Miguel Ángel Hernández

Anagrama. Barcelona, 2018. 312 páginas. 17,95 €. Ebook: 9,49 €

Admitamos que la autoficción ha alcanzado un punto en el que un chiste a su costa en Twitter despierta mayor expectación que una nueva obra. En contrapartida, convengamos en que parte del agotamiento se debe a la banalidad del término: con la propia biografía, un escritor puede hacer todo tipo de cosas. Ahora, Miguel Ángel Hernández (Murcia, 1977) publica El dolor de los demás, una novela que cabe considerar autoficción, y el resultado es muy valioso. El punto de partida es este: a mediados de los 90, cuando el autor era un adolescente desubicado en la huerta murciana, su mejor amigo se convirtió de pronto en fratricida y suicida: una noche, mató a la hermana y se lanzó por un barranco. ¿Hay aquí una historia que contar? Probablemente, pero lo importante es qué se hace con ella.



Para el lector de Hernández, este giro de su narrativa resulta, a priori, imprevisto: Intento de escapada y El instante de peligro eran proyectos vertebrados por ideas estéticas densas que se ambientaban en el mundo del arte y la academia. Por eso, encontrarse a un narrador suyo en el bar Yeguas, de palique con los paisanos de toda la vida, resulta llamativo. Una lectura mínimamente lúcida desbarata enseguida la sensación de ruptura: para la identidad del autor que concierne al lector (esto es, la literaria), El dolor de los demás es una ampliación pertinente de su campo de batalla habitual, a saber: las preguntas acerca de los modos de representación, el poder creador (o "performativo") del lenguaje y la imaginación, o la presencia activa del pasado en el presente. Quizás sobresalga el énfasis en la deriva ética de esos cuestionamientos. Cuando el narrador anuncia que va a escribir sobre el viejo crimen de su amigo Nicolás, al fin sus conocidos de la Huerta empiezan a entender en qué consiste ser escritor: "Iba a escribir algo que incumbía a todos. Por primera vez, lo que yo hacía, mi trabajo, parecía tener cierto sentido". Eso conduce a Hernández a sentir "una responsabilidad con la realidad".

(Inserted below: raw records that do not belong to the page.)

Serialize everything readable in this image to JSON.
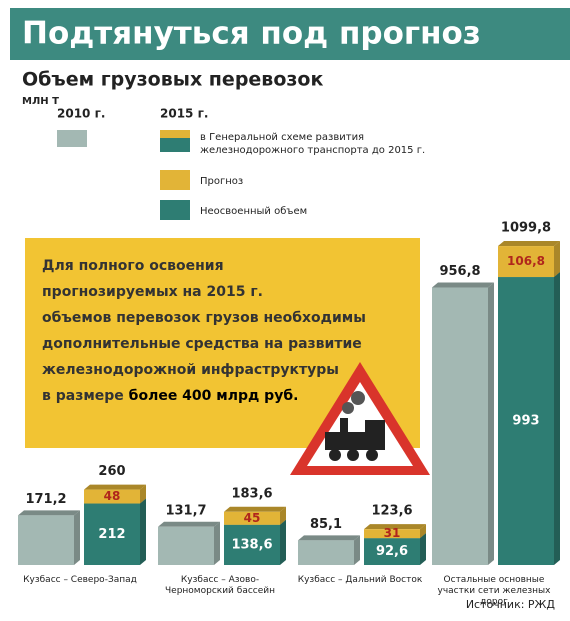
{
  "header": {
    "title": "Подтянуться под прогноз"
  },
  "chart_data": {
    "type": "bar",
    "title": "Объем грузовых перевозок",
    "unit_label": "МЛН Т",
    "legend_2015_label": "2015 г.",
    "legend_scheme_lines": [
      "в Генеральной схеме развития",
      "железнодорожного транспорта до 2015 г."
    ],
    "categories": [
      "Кузбасс – Северо-Запад",
      "Кузбасс – Азово-Черноморский бассейн",
      "Кузбасс – Дальний Восток",
      "Остальные основные участки сети железных дорог"
    ],
    "series": [
      {
        "name": "2010 г.",
        "color": "#a3b8b3",
        "values": [
          171.2,
          131.7,
          85.1,
          956.8
        ],
        "value_labels": [
          "171,2",
          "131,7",
          "85,1",
          "956,8"
        ]
      },
      {
        "name": "Неосвоенный объем",
        "color": "#2e7d73",
        "values": [
          212,
          138.6,
          92.6,
          993
        ],
        "value_labels": [
          "212",
          "138,6",
          "92,6",
          "993"
        ]
      },
      {
        "name": "Прогноз",
        "color": "#e2b437",
        "values": [
          48,
          45,
          31,
          106.8
        ],
        "value_labels": [
          "48",
          "45",
          "31",
          "106,8"
        ]
      }
    ],
    "totals": [
      260,
      183.6,
      123.6,
      1099.8
    ],
    "total_labels": [
      "260",
      "183,6",
      "123,6",
      "1099,8"
    ]
  },
  "callout": {
    "lines": [
      "Для полного освоения",
      "прогнозируемых на 2015 г.",
      "объемов перевозок грузов необходимы",
      "дополнительные средства на развитие",
      "железнодорожной инфраструктуры"
    ],
    "last_prefix": "в размере",
    "last_bold": "более 400 млрд руб."
  },
  "source": "Источник: РЖД"
}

El dolor de los demás es un libro que trata sobre su propia reescritura: el autor arrancó el proyecto pensando en su propio dolor y desarraigo. Le tentaba concebirlo como una investigación detectivesca: aclarar las circunstancias y motivos del crimen, darle a su narración hechuras de thriller… Llevado por esa idea inicial, Hernández tenía decidido incluso cuáles serían los "instantes narrativos" decisivos. El más importante iba a ser la revisión de su propio testimonio en 1995 para un informativo de RTVE. Sin embargo, cuando al fin localiza ese vídeo y lo afronta, no ocurre nada. Indiferencia. En cambio, una imagen extraída azarosamente del álbum familiar (por lo tanto, incontaminada por lo mediático) será la que ocupe ese lugar inflexivo, allí donde el libro deja de ser autoficción para convertirse en una mirada hacia el otro, una reconfiguración del pasado: por usar una expresión de Didi-Huberman, "el lugar donde arde" esa fotografía es su margen, allí donde la víctima, cuando aún no lo era, aparece por casualidad. Hernández recupera una foto privada sin buscar nada en ella, y topa con la presencia de la Rosi. La hermana asesinada. Llegar a este nombre y darle vida se convierte en el verdadero núcleo de la novela, y será la razón de su reescritura. Después, hay otras cosas: la reconciliación con el origen social, la captura de la propia identidad entendida como "lo que queda en el espejo cuando dejas de mirarte", las confesiones más o menos impúdicas, las ambigüedades morales: autoficción, de acuerdo. Sometida a crítica, problematizada, indagada, consciente de su "simulacro". Y al fin, salvada de ese simulacro.